I know poets who know their beginning, middle and end before they start writing. For them, it’s how they get it down that matters but they know exactly where they are going. That must be a great feeling.

I thought I’d examine the birth and generation of one of my poems, a piece I started a few years ago, known then as Given to Exaggerated Gestures. I don't know whether this will interest anyone other than me, but that's the nature of blogging - send out a post for anyone who wants to receive it.

When I start a poem, I hardly ever know where I’m going. I get an idea, an image, a thought, and I start writing at the first opportunity. Some times (usually) I only get a few lines. In the case of this poem, I got:

He drove a dump truck to work
though his onion-strung bicycle
would have done. He liked to lie out
by the landfill site to count pigeons
in the haze.


Once it begins to get difficult, I stop. I think about the poem when I’m not at my computer, and when/if an idea occurs to me, I start writing it again. I had a few lines about a clearly eccentric character, and I felt he was now dead, and I was reading Simon Armitage at the time, so it seemed natural to switch the action to a laddish pub. And so I did:

And thinking about it -
that night in the pub, when he slung
a dart at the moose head
with the eye-patch and plastic antlers
and swore he’d shot it through the nose
first time round
(despite being vegetarian),
was typical of the man.


At some point, I keep going to an end, even if the going gets difficult. I decided to introduce a mysterious “we” who follow the character around, a giant tangerine, and a factory workforce who appear to drown in the tangerine-juice. Where did that come from? Well, I don’t often know what the ending will be until I get there, but sometimes it comes to me in the process of writing. Here, I knew the ending the minute my imagination gave me the tangerine (the tangerine disappears in later drafts, as does the ending). So the first draft gets completed:

For the last fortnight we’ve dogged
his tracks, and today we clock
the suck on the half-eaten orange spangle
he stuck to the dashboard
twelve hours before,
and the quest for cones to flatten
or for a lost boy to boot out
at some far corner of the city,
and finding neither,
the parade through the factory
dressed as a giant tangerine on stilts,
only to topple fifty feet,
burst open on broken machinery,
and hail stones on uncovered heads
that strain like stalks above the juice level
rising fast from the shop floor.

At this point, if I think the poem is worth working further on, I might let other people see it, and take note of their comments. Or I might leave it for a few weeks and come back to it with fresh eyes. With this poem I workshopped it – not to rapturous applause. People hated the line in parenthesis about being vegetarian, and they hated most of S2, especially the cones, the lost boy, and the ridiculous tangerine. And they hated the ending.
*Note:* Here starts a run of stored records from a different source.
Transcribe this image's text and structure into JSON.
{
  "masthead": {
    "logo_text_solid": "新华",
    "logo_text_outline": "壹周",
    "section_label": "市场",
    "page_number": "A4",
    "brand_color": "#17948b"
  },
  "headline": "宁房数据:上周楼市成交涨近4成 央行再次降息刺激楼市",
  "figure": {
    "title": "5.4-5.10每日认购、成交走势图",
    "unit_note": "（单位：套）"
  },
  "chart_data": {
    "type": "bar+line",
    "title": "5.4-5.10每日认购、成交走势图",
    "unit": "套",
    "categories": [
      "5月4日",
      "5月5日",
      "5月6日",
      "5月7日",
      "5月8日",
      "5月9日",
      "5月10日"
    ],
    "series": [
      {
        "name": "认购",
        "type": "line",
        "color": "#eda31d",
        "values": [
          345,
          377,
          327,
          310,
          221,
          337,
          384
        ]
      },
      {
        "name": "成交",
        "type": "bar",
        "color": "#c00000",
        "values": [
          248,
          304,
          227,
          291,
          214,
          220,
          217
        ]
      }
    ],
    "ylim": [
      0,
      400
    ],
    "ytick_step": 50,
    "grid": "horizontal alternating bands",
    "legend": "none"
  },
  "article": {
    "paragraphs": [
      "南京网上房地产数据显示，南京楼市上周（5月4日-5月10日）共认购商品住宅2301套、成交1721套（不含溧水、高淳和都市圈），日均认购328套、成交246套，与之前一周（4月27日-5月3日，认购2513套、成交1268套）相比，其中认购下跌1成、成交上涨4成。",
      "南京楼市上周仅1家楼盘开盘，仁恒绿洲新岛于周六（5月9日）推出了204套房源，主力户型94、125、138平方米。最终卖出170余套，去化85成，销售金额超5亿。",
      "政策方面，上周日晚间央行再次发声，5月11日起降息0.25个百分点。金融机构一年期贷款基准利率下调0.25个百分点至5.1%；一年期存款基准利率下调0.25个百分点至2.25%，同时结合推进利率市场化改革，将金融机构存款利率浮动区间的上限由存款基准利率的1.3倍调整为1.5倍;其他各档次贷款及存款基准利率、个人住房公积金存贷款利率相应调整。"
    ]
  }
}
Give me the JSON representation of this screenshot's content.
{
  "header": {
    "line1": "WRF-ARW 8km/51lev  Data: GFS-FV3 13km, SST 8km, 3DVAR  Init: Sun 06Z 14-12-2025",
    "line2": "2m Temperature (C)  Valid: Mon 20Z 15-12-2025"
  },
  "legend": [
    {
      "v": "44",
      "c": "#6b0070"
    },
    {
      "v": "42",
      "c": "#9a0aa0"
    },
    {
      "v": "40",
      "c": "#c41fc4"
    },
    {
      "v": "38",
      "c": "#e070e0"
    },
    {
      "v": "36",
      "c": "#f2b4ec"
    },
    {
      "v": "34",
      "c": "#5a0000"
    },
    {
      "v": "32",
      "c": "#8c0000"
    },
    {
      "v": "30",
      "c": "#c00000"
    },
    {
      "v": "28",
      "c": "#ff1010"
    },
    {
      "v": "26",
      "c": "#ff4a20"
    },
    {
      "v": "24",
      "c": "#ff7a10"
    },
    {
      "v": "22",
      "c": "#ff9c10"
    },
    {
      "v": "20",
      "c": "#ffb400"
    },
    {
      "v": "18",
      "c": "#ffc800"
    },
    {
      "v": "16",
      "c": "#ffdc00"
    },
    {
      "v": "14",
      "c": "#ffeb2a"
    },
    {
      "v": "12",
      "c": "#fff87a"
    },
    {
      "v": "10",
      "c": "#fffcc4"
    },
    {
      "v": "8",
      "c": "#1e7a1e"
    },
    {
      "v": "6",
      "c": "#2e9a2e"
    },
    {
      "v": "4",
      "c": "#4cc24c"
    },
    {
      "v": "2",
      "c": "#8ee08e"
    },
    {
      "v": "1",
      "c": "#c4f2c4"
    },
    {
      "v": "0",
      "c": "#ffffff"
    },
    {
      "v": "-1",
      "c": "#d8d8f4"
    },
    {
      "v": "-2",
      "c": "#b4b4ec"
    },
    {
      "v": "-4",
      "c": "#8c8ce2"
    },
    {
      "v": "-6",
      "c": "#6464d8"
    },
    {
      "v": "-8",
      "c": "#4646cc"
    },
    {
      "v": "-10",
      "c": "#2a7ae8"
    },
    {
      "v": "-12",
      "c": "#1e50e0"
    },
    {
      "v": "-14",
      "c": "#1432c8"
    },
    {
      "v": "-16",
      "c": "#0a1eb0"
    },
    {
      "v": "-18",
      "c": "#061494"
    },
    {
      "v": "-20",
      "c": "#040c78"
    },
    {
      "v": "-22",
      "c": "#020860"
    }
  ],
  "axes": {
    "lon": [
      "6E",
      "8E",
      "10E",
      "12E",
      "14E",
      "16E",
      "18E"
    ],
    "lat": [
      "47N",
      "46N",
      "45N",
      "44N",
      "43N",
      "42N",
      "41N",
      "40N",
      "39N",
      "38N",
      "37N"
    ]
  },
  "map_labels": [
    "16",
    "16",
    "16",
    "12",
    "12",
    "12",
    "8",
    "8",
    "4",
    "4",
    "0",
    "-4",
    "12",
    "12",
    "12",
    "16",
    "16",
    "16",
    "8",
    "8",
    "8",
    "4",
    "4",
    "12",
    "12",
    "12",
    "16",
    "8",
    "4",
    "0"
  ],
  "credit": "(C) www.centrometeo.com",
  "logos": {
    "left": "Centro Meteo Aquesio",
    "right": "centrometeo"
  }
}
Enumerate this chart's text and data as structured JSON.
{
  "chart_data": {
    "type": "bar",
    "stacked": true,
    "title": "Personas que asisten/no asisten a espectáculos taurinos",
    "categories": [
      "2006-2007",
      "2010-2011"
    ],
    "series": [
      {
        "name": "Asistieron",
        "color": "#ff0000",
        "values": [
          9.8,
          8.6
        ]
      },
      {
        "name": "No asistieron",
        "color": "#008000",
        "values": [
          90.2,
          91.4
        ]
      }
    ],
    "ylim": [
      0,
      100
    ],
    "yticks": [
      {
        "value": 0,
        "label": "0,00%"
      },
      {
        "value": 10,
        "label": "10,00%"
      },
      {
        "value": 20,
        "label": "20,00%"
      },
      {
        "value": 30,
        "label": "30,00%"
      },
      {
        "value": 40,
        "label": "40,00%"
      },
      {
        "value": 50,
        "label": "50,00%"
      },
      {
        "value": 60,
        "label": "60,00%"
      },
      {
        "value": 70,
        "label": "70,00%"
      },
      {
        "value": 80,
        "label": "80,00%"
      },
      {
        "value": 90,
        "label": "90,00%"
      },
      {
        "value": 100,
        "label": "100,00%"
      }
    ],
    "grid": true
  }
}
I shelved it for a few weeks and decided that, with a reception like that, it had to be worth working on. I redrafted it but made it even worse. You want to see the second draft? I should warn you that six drafts of this poem that have survived, so this post has some time to go. I’ll finish off just now with the awful second draft that I didn’t let anyone see for reasons that will obvious. I didn’t need anyone else to tell me it wasn’t working:

He rode an apple cart to work
though his onion-strung bicycle
would have done. He liked to lie out
on the strawberry patch
by the landfill site to count pigeons
in the haze and get high
on the scent of wildness.
He filled cans in the fruit cocktail
factory, spat in each one before sealing.

And when I think about it,
that night in the pub - when he slung
his gin and lemon at the moose head
with the eye-patch and plastic antlers
and swore he’d shot it through the nose
first time round -
was typical of the man.

We’ve stalked him for a fortnight.
Today he sucks a pear drop he’d stuck,
half-eaten, to the dashboard, twelve hours before;
drunk on the sensation,
he picks up a tramp and dumps him
blindfolded, under a date palm on a roundabout
island in a far-flung corner of the city.
But for the grace of God, go I,
he whispers, as the tramp begins his orbit.

And given to exaggerated gestures,
he polkas through the factory
dressed as a giant tangerine,
only to fling himself fifty feet down,
burst open on broken machinery,
and hail pips on uncovered heads
that strain like stalks above the juice level
rising fast from the shop floor.

Uuuurgh. Second drafts like this often seem to go backwards. More on this over the next few days. I promise you it does get better and I, at least, was happy by the time my sixth draft took shape, an almost unrecognisable poem that appears in The Clown of Natural Sorrow.